Personal information
- Born: 23 June 1974 (age 52) England
- Original team: Port Adelaide (SANFL)
- Debut: Round 3, 14 April 1996, Fremantle vs. Carlton, at Subiaco Oval
- Height: 184 cm (6 ft 0 in)
- Weight: 88 kg (194 lb)

Playing career^{1}
- Years: Club / Games (Goals)
- 1995 & 2005–2009: Port Adelaide (SANFL) / 089 (208)
- 1996–2004: Fremantle / 106 (178)
- Total:  / 195 (386)
- ^{1} Playing statistics correct to the end of 2007.

Career highlights
- AFL Fremantle leading goalkicker 1998 (30); 2000 (53); Fremantle 25 since ‘95 Team; 1999 International Rules Series; SANFL Port Adelaide premiership player (1995);

= Clive Waterhouse =

Australian rules footballer (born 1974)

Clive Waterhouse (born 23 June 1974 in England) is a former Australian rules footballer. He played in the Australian Football League (AFL) for the Fremantle Football Club as a half-forward flanker.

==Early life==
Waterhouse was born in England to a bricklayer and moved to South Australia with his aunt and her three children, followed later by his father.

Despite being a late starter to Australian Rules, having mainly played soccer until the age of 17, Waterhouse played junior Australian Rules for the Para Hills Football Club where he won the best and fairest in an undefeated team. He was invited to play Under 19s with powerhouse club Port Adelaide and after an outstanding season for Port Adelaide in the South Australian National Football League (SANFL), including being a member of the 1995 premiership team, became the number 1 pick in the 1995 AFL draft.

==Fremantle==
Waterhouse made his AFL debut in round 3, 1996, against the reigning premiers Carlton. Despite Carlton being on an 18-game winning streak, Fremantle won by 53 points. Waterhouse was quiet, with only two kicks, but did manage a goal. He vacillated between the Dockers and Swan Districts for the remainder of the year, finishing with 11 AFL games for nine goals, though he did kick nine goals against South Fremantle in the twelfth WAFL round.

1997 and 1998 were inconsistent seasons for Waterhouse, and he was dropped from the team and injured numerous times. Despite only playing 16 games in 1998, Waterhouse was Fremantle's leading goalkicker, with 30 goals.

1999 saw the recruiting of Adelaide Crows star full-forward Tony Modra to Fremantle. Modra and Waterhouse would make a dangerous pairing for the following two seasons, combining for over 100 goals each year. Waterhouse played all bar one game and finished third in the best and fairest award in those two seasons before injuries took their toll from 2001 onwards. He also represented Australia in the International rules series against Ireland in 1999. Round 21, 2000, would be Waterhouse's greatest on-field moment. In the infamous Demolition Derby against the West Coast Eagles, Waterhouse sparked a last-half comeback from being 42 points behind, six minutes into the third quarter.
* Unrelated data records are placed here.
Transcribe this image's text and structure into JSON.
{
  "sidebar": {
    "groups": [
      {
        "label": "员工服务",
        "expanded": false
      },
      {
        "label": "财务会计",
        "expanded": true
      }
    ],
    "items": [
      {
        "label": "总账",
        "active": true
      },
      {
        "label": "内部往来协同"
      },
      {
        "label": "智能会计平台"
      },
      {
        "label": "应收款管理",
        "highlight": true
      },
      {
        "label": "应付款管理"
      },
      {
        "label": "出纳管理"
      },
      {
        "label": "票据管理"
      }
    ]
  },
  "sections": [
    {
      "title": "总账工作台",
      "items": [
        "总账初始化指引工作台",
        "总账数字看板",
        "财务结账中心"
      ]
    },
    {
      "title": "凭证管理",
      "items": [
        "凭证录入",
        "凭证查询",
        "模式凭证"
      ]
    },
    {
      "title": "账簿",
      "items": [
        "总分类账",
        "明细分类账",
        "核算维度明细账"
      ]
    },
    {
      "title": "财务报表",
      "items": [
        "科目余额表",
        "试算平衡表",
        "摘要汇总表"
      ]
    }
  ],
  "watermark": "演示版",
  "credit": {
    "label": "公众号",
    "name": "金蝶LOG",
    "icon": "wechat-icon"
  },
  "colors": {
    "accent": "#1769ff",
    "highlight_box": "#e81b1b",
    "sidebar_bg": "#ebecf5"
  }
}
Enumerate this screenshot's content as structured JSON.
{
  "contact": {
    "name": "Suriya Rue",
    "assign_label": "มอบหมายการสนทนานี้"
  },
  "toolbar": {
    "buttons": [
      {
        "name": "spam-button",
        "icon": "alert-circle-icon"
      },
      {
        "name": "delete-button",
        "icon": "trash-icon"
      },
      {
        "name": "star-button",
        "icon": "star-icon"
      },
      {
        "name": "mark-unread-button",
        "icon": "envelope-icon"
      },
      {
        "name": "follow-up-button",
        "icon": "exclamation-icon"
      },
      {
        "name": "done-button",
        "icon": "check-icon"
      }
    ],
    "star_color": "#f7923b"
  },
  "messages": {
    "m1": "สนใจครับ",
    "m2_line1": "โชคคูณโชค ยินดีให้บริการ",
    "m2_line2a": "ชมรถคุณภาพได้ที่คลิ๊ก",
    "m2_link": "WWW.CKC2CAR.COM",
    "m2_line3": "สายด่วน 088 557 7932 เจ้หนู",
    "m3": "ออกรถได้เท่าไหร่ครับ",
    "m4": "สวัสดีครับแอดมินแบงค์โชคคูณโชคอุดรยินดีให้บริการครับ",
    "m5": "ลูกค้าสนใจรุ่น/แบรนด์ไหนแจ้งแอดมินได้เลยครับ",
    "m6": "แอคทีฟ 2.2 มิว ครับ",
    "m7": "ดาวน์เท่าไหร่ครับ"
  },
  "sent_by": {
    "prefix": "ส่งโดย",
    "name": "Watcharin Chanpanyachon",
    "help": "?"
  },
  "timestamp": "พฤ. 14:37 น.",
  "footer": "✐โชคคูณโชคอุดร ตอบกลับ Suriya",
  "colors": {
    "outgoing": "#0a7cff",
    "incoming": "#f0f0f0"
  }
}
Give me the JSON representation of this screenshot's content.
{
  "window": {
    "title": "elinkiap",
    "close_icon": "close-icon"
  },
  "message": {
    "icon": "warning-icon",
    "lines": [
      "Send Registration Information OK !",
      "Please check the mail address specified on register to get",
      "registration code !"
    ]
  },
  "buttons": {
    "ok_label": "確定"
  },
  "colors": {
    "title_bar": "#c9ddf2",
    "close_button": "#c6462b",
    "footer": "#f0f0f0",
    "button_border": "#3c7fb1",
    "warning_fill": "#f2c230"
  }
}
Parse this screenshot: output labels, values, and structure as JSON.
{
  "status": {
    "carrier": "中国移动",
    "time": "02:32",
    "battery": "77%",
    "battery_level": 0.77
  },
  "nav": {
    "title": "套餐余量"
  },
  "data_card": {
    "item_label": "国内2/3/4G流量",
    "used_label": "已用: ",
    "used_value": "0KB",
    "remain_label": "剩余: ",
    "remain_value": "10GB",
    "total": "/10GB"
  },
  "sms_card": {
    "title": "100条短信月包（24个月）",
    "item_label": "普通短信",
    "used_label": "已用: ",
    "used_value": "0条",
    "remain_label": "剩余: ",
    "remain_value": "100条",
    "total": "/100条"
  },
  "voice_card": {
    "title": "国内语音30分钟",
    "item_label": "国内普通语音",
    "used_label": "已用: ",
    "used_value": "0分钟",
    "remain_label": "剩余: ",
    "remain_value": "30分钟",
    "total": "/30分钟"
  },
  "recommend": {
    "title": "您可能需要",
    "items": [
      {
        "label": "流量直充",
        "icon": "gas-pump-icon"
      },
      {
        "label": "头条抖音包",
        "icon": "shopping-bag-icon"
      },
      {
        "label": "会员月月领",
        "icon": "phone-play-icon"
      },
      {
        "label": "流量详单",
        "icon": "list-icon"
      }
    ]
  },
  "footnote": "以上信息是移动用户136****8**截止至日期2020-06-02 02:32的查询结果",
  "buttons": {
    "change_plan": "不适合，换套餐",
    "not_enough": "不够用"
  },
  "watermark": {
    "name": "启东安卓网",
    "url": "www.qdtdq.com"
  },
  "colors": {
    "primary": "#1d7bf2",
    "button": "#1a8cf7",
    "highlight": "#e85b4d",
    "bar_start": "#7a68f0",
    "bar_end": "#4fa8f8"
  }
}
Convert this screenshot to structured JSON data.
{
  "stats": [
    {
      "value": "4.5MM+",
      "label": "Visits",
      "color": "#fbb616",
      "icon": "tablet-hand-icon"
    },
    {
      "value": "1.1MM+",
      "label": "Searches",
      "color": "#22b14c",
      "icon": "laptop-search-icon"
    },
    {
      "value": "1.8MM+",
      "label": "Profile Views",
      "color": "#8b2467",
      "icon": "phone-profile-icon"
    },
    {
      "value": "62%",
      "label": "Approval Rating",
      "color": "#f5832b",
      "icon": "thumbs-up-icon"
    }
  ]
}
His career-high seven goals earned him three Brownlow Medal votes and helped Fremantle to their greatest-ever comeback to win by 1 point.

==Injuries and career decline==
A broken collarbone sustained during a pre-season game against Geelong at Fremantle Oval would delay his start to the 2001 season until round 3 and repeated hamstring strains would restrict him to only six games and ten goals for the season. 2002 was even worse, with an anterior cruciate ligament injury also occurring during a preseason game at Fremantle Oval ruling him out for the entire season. Waterhouse made his return to AFL football in round 4, 2003, but he couldn't recapture his form from 1999 or 2000 and was dropped after kicking only seven goals from eight games. Having played 99 games to this point, and with Fremantle going on to make the finals for the first time, many thought that Clive would be marooned one game short of the century. However, Waterhouse was named to play in the first game of 2004 to reach the milestone. He played a further six games in 2004 for seven goals before being delisted at the end of the season.

==Post-AFL career==
Waterhouse then returned to Adelaide in 2005, where he continued to play football, rejoining in the SANFL and becoming the team's leading goalscorer for 2005 with 71 goals.

In 2007, Waterhouse again injured his anterior cruciate ligament while playing in the SANFL.

Clive continued to play for the magpies till 2009, when just after three rounds he announced his retirement after being dropped to the reserves for round 4.

Wearing Guernsey number 26 from throughout his AFL career, he was the first player to score 100 goals for Fremantle. He retired with 178 goals, a club record until Matthew Pavlich surpassed this in 2006.